Let X be a topological space and $F:X \rightarrow \overline{\mathbb{R}}$. The lower semi continuous envelope of $F$ is defined by $sc^-F(u)=\sup\{\phi(u)\;|\; \phi :X \rightarrow \overline{\mathbb{R}} \; \mathrm{is \; l.s.c. \; and} \; \phi \leq F\}$. Show that $sc^-F$ is lower semi continuous.
Here is my proof, but it seems a bit too easy, so it would be great if somebody could check if it is correct.
Let $u_k \rightarrow u$ in $X$. The set $M:=\{\phi(u)\;|\; \phi :X \rightarrow \overline{\mathbb{R}} \; \mathrm{is \; l.s.c. \; and} \; \phi \leq F\}$ is a family of l.s.c. functions, because every $\phi \in M$ is l.s.c. Then for every $\phi \in M$ we obtain: $\phi(u) \leq \liminf \; \phi(u_k) \\ \leq \liminf \; \sup \{\phi(u_k)\;|\; \phi :X \rightarrow \overline{\mathbb{R}} \; \mathrm{is \; l.s.c. \; and} \; \phi \leq F\} = \liminf \; sc^-F(u_k).$
Because this is true for every $\phi \in M$ it is also true for the supremum of all $\phi$ in $M$ (at this point I'm not really sure if it is correct) an we get
$\sup\{\phi(u)\;|\; \phi :X \rightarrow \overline{\mathbb{R}} \; \mathrm{is \; l.s.c. \; and} \; \phi \leq F\} = sc^-F(u) \leq \liminf \; sc^-F(u_k)$.

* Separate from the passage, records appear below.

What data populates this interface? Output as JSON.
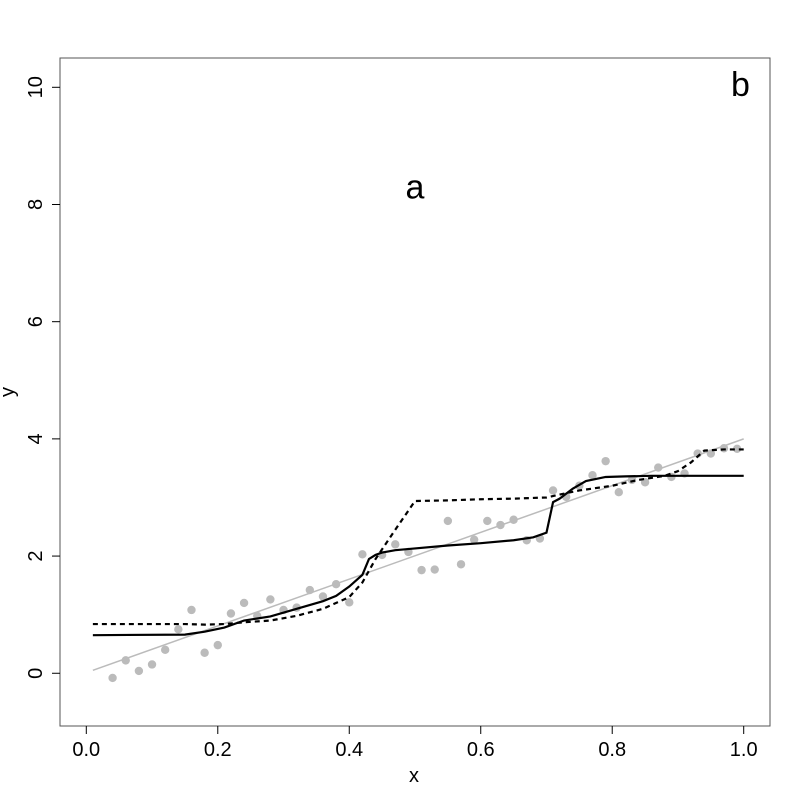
{
  "chart_data": {
    "type": "scatter",
    "title": "",
    "xlabel": "x",
    "ylabel": "y",
    "xlim": [
      -0.04,
      1.04
    ],
    "ylim": [
      -0.9,
      10.5
    ],
    "x_ticks": [
      0.0,
      0.2,
      0.4,
      0.6,
      0.8,
      1.0
    ],
    "x_tick_labels": [
      "0.0",
      "0.2",
      "0.4",
      "0.6",
      "0.8",
      "1.0"
    ],
    "y_ticks": [
      0,
      2,
      4,
      6,
      8,
      10
    ],
    "y_tick_labels": [
      "0",
      "2",
      "4",
      "6",
      "8",
      "10"
    ],
    "grid": false,
    "annotations": [
      {
        "text": "a",
        "x": 0.5,
        "y": 8.1
      },
      {
        "text": "b",
        "x": 0.995,
        "y": 9.85
      }
    ],
    "colors": {
      "points": "#bbbbbb",
      "reference_line": "#bbbbbb",
      "solid_fit": "#000000",
      "dashed_fit": "#000000"
    },
    "series": [
      {
        "type": "scatter",
        "x": [
          0.04,
          0.06,
          0.08,
          0.1,
          0.12,
          0.14,
          0.16,
          0.18,
          0.2,
          0.22,
          0.24,
          0.26,
          0.28,
          0.3,
          0.32,
          0.34,
          0.36,
          0.38,
          0.4,
          0.42,
          0.45,
          0.47,
          0.49,
          0.51,
          0.53,
          0.55,
          0.57,
          0.59,
          0.61,
          0.63,
          0.65,
          0.67,
          0.69,
          0.71,
          0.73,
          0.75,
          0.77,
          0.79,
          0.81,
          0.83,
          0.85,
          0.87,
          0.89,
          0.91,
          0.93,
          0.95,
          0.97,
          0.99
        ],
        "y": [
          -0.08,
          0.22,
          0.04,
          0.15,
          0.4,
          0.75,
          1.08,
          0.35,
          0.48,
          1.02,
          1.2,
          0.98,
          1.26,
          1.08,
          1.12,
          1.42,
          1.31,
          1.52,
          1.21,
          2.03,
          2.02,
          2.2,
          2.07,
          1.76,
          1.77,
          2.6,
          1.86,
          2.28,
          2.6,
          2.53,
          2.62,
          2.27,
          2.3,
          3.12,
          3.01,
          3.2,
          3.38,
          3.62,
          3.09,
          3.3,
          3.26,
          3.51,
          3.35,
          3.41,
          3.75,
          3.75,
          3.84,
          3.83
        ]
      },
      {
        "type": "line",
        "style": "reference",
        "x": [
          0.01,
          1.0
        ],
        "y": [
          0.05,
          4.0
        ]
      },
      {
        "type": "line",
        "style": "solid",
        "x": [
          0.01,
          0.15,
          0.18,
          0.21,
          0.24,
          0.28,
          0.32,
          0.36,
          0.38,
          0.4,
          0.42,
          0.43,
          0.44,
          0.45,
          0.47,
          0.5,
          0.55,
          0.6,
          0.65,
          0.68,
          0.7,
          0.71,
          0.72,
          0.74,
          0.76,
          0.79,
          0.82,
          0.86,
          0.9,
          1.0
        ],
        "y": [
          0.65,
          0.66,
          0.71,
          0.78,
          0.9,
          0.97,
          1.1,
          1.23,
          1.32,
          1.48,
          1.68,
          1.95,
          2.02,
          2.06,
          2.1,
          2.13,
          2.18,
          2.22,
          2.27,
          2.32,
          2.4,
          2.92,
          2.98,
          3.15,
          3.28,
          3.35,
          3.36,
          3.37,
          3.37,
          3.37
        ]
      },
      {
        "type": "line",
        "style": "dashed",
        "x": [
          0.01,
          0.15,
          0.18,
          0.21,
          0.24,
          0.28,
          0.32,
          0.36,
          0.4,
          0.42,
          0.44,
          0.47,
          0.5,
          0.55,
          0.6,
          0.65,
          0.7,
          0.72,
          0.75,
          0.8,
          0.84,
          0.88,
          0.9,
          0.92,
          0.94,
          0.97,
          1.0
        ],
        "y": [
          0.84,
          0.84,
          0.83,
          0.84,
          0.87,
          0.9,
          0.98,
          1.1,
          1.3,
          1.55,
          1.95,
          2.45,
          2.94,
          2.95,
          2.97,
          2.98,
          3.0,
          3.05,
          3.12,
          3.2,
          3.3,
          3.37,
          3.45,
          3.6,
          3.8,
          3.82,
          3.82
        ]
      }
    ]
  }
}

So the envelope of $F$ is l.s.c.
It is correct but the notation can be improved:
Here I strongly suggest to choose different variables for $\phi$ inside the set (or outside). For example:
$ \liminf \phi(u_k) \leq \liminf \; \sup \{\psi(u_k)\;|\; \psi :X \rightarrow \overline{\mathbb{R}} \; \mathrm{is \; l.s.c. \; and} \; \psi \leq F\} = \liminf \; sc^-F(u_k).$